6. The method according to claim 5, wherein the inputs in natural language of the user are selected from the group consisting of voice inputs, text inputs and gesture inputs.

7. The method according to claim 1, wherein the preconfigured file is generated by a controlling device or the UAV based on flight operations of the UAV controlled by a user. 8 The method according to claim 1, wherein the preconfigured file is downloaded by a controlling device or the UAV in response to a downloading command from a user.

9. A method for controlling an unmanned aerial vehicle (UAV), comprising:

acquiring, by a controlling device, a starting command from a user;

in response to the starting command, transmitting, by the controlling device, a preconfigured file, wherein the preconfigured file is generated based on a natural language indicating an operation of the UAV.

10. A method for controlling an unmanned aerial vehicle (UAV), comprising:

acquiring, by a controlling device, a starting command from a user;

in response to the starting command, parsing, by the controlling device, a preconfigured file into a controlling command, wherein the preconfigured file is generated based on a natural language indicating an operation of the UAV;

transmitting, by the controlling device, the controlling command to the UAV, so that the UAV performs the operation according to the controlling command.

11. An unmanned aerial vehicle (UAV), comprising:

an airframe,

a transceiver coupled to the airframe and configured to obtain a controlling command based on a preconfigured file, wherein the preconfigured file is generated based on a natural language indicating an operation of the UAV; and

a processor coupled to the transceiver and configured to perform the operation according to the controlling command.

12. The unmanned aerial vehicle according to claim 11, wherein the processor is further configured to:

receive the preconfigured file from a controlling device;

parse the preconfigured file into the controlling command.

13. The unmanned aerial vehicle according to claim 12, wherein the preconfigured file comprises information about a characteristic parameter of the UAV and an instruction indicating the operation of the UAV;

wherein the processor is configured to:

extract the information about the characteristic parameter of the UAV and the instruction indicating the operation of the UAV from the preconfigured file;

convert the extracted information about the characteristic parameter of the UAV and the extracted instruction indicating the operation of the UAV into the controlling command.

14. The unmanned aerial vehicle according to claim 11, wherein the processor is configured to receive the controlling command from a controlling device, wherein the controlling command is obtained, by the controlling device, by parsing the preconfigured file in response to an acquired starting command.

15. A controlling device, comprising:

a shell;

a transceiver coupled to the shell and configured to acquire a starting command from a user and

a processor configured to parse a preconfigured file into a controlling command in response to the starting command, wherein the preconfigured file is generated based on a natural language indicating an operation of the UAV;

wherein the transceiver is further configured to transmit the controlling command to the UAV, so that the UAV performs the operation according to the controlling command.

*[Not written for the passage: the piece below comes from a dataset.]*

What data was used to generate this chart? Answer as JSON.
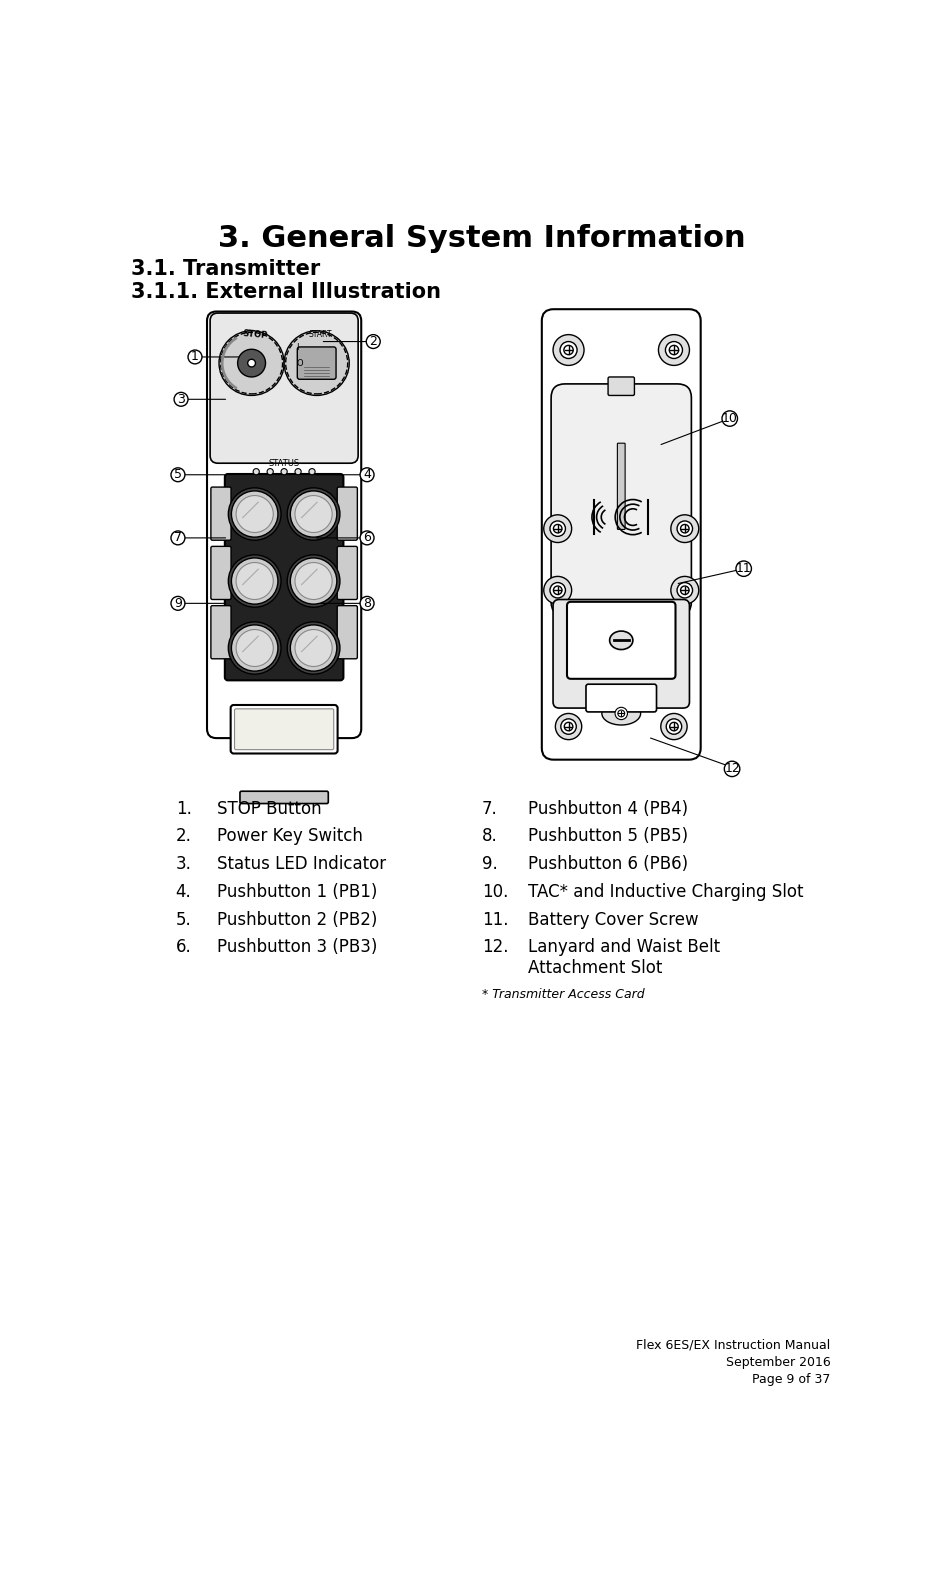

16. The controlling device according to claim 15, wherein the preconfigured file comprises information about a characteristic parameter of the UAV and an instruction indicating the operation of the UAV;

wherein the processor is configured to:

17. The controlling device according to claim 15, further comprising: a device configured to perform the controlling command in a simulation mode.

18. The controlling device according to claim 15, further comprising: a record device configured to record physical operations performed by a user, wherein the processor is configured to convert the physical operations into the natural language.

19. The controlling device according to claim 15, further comprising: a record device configured to record the operation performed by the UAV according to the controlling command.

20. The controlling device according to claim 15, further comprising: a memory configured to store the controlling command.